My daughter – whose hazardly messy room frightens me – meticulously makes a “flat person” accounting for all uniform components. My son – a neat freak – tosses stuff in his bag haphazardly. I open my mouth but my Dad’s voice asks, “What are you forgetting?”
My son and I aren’t compatible searchers. He doesn’t find things even after I suggest places. He debates he’s looked and keeps roaming, or hides in the Panic Room. Then, I go directly to where I suggested and find the item within 5 seconds.
This week we’ve been on a tight schedule with school testing. Today he wasted 20 minutes searching for one cleat when he should’ve been fueling his brain. I suggested twice that he return to where he found the first cleat. So when I got there, moved one pillow and found it, I lost it.

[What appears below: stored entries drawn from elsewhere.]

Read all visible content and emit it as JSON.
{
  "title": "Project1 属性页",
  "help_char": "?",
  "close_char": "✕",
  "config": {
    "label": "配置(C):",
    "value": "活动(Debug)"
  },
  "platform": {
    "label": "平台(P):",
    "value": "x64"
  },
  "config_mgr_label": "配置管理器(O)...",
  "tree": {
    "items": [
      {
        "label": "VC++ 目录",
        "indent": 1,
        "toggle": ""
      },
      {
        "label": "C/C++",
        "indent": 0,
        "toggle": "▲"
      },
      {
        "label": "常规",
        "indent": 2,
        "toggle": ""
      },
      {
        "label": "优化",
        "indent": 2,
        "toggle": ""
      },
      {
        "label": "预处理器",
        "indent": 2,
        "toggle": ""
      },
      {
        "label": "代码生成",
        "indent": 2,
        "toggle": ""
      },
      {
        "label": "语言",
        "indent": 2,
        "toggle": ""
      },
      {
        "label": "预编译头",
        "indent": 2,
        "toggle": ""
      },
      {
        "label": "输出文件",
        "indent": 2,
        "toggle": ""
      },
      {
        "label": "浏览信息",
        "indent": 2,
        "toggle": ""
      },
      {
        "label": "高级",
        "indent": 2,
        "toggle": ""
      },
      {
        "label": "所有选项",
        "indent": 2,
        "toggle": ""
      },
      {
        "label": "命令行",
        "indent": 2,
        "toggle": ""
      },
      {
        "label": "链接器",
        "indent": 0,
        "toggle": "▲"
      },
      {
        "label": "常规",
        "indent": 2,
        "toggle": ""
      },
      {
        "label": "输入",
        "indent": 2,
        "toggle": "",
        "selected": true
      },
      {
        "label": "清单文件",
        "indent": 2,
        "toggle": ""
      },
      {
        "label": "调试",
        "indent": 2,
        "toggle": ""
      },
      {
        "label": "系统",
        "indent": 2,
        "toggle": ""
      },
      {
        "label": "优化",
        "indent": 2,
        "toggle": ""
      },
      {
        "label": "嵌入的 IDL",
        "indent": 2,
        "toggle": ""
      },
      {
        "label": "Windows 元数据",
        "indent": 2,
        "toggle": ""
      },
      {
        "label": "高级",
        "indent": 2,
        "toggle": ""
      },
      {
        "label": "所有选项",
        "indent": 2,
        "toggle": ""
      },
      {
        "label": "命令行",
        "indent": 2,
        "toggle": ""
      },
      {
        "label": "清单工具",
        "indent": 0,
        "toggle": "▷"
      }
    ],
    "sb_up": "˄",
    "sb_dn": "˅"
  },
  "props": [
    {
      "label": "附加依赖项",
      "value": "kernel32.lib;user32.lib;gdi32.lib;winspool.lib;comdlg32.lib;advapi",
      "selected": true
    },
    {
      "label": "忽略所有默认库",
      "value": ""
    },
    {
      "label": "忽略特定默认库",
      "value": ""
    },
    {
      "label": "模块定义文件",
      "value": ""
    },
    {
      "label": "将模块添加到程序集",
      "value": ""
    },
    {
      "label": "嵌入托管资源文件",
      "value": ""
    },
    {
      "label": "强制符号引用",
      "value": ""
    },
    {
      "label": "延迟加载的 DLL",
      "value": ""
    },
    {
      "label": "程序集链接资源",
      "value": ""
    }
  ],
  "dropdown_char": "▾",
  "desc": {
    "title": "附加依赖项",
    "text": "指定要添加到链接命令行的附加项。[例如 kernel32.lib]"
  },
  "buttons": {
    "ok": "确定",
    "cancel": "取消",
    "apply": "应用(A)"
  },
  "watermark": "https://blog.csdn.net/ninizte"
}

I’m sure my neighbors heard the booming announcement when I found it. My son advanced in disbelief and I hurled it. I have great aim and could hit him if I wanted to. I just wanted to snap sense into him. I hoped the sound of a shoe whizzing by his knees then hitting the wall might make them quiver some.
Ironically, a friend’s stressed out Facebok status got me breathing again. Newly relaxed, I announced we would learn and change. We all did 2 deep cleansing breaths and shook the morning off. We departed feeling happy for humpday.
Driving home this afternoon with renewed optimism, my son calls, “Mom, something horrible happened.” Knowing he carpooled to baseball I immediately rearranged the evening to visit the ER. “While I looked for my cleats today, my pants fell out of my bag.” No, I knew within 5 seconds exactly where they were on the couch.